Una volta assunta la posizione giusta, aprì gli occhi che attraversarono quelli di Simone con determinazione. Il ragazzo sentì il battito del suo cuore fin nelle tempie. Imbarazzato, abbassò lo sguardo, sentendo ancora i suoi occhi gelidi che lo scrutavano.

-Forza, prendete le matite- esclamò risoluto l'insegnante.
Simone sollevò il braccio stringendo saldamente la matita tra le sue dita. La accostò dolcemente al cartoncino vuoto di fronte a lui. Tornò poi ad osservare Manuel, quello strano ragazzo dagli occhi gelidi. Il suo sguardo non si era mosso di un millimetro. Simone per un attimo pensò che fosse di pietra.

Rivide la scena di qualche ora prima, quando lo aveva aggredito e rapido se ne era andato via.

Ora non sembrava possibile che fosse lo stesso ragazzo seduto su quello sgabello. Non si percepiva nemmeno il suo respiro. Simone lo osservò attentamente. Era molto esile. Sembrava piccolissimo su quella seduta, ma la postura sicura, il modo in cui da sotto i capelli posava lo sguardo deciso lo intimorivano.

La mano prese a muoversi da sola. Simone non sentiva più niente oltre il suono della grafite sul foglio. Quel suono era per lui come una melodia. Il movimento sicuro del braccio era una leggera danza.
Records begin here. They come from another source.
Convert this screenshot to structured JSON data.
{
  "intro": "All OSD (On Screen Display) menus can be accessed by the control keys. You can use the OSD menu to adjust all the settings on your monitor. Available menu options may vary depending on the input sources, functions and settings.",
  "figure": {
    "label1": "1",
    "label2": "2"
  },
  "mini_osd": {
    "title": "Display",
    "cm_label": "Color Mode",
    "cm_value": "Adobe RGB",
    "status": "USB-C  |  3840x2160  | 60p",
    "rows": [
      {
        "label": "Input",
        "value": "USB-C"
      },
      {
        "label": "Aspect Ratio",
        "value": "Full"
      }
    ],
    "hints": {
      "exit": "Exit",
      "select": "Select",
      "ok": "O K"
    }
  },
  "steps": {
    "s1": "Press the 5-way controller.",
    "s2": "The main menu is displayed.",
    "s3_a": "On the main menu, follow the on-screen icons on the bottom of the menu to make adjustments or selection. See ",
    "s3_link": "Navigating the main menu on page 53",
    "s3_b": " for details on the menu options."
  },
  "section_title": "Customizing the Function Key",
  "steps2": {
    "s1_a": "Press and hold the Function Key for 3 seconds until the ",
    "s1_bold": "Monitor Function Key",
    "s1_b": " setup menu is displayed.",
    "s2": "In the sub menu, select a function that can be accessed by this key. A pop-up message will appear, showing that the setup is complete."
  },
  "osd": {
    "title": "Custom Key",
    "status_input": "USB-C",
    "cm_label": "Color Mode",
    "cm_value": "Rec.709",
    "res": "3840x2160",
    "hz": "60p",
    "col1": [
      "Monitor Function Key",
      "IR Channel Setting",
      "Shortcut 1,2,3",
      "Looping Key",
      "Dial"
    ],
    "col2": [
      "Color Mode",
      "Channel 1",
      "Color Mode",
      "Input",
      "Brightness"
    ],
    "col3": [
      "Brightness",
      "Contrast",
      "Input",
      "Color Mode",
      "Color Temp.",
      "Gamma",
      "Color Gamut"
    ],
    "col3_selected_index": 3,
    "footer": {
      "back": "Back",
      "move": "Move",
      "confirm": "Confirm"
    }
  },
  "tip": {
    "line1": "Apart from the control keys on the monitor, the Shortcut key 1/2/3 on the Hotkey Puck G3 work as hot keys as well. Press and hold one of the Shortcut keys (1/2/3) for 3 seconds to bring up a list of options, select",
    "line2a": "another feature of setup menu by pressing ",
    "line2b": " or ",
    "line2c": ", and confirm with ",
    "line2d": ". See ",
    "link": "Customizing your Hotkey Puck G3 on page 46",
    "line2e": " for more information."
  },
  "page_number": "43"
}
Con un sopracciglio alzato non perdeva d'occhio nemmeno un millimetro del corpo. I suoi occhi lo toccavano senza timore. Più volte indugiò sul viso, scoprendolo sempre attento a lui. Il professore aveva abbassato le luci dell'aula, così che il fascio di sole che entrava dalla finestra sulla sinistra lo illuminava da un lato scolpendo i suoi lineamenti. La mano del ragazzo continuava a vagare sul foglio, danzava a ritmo di una musica interna.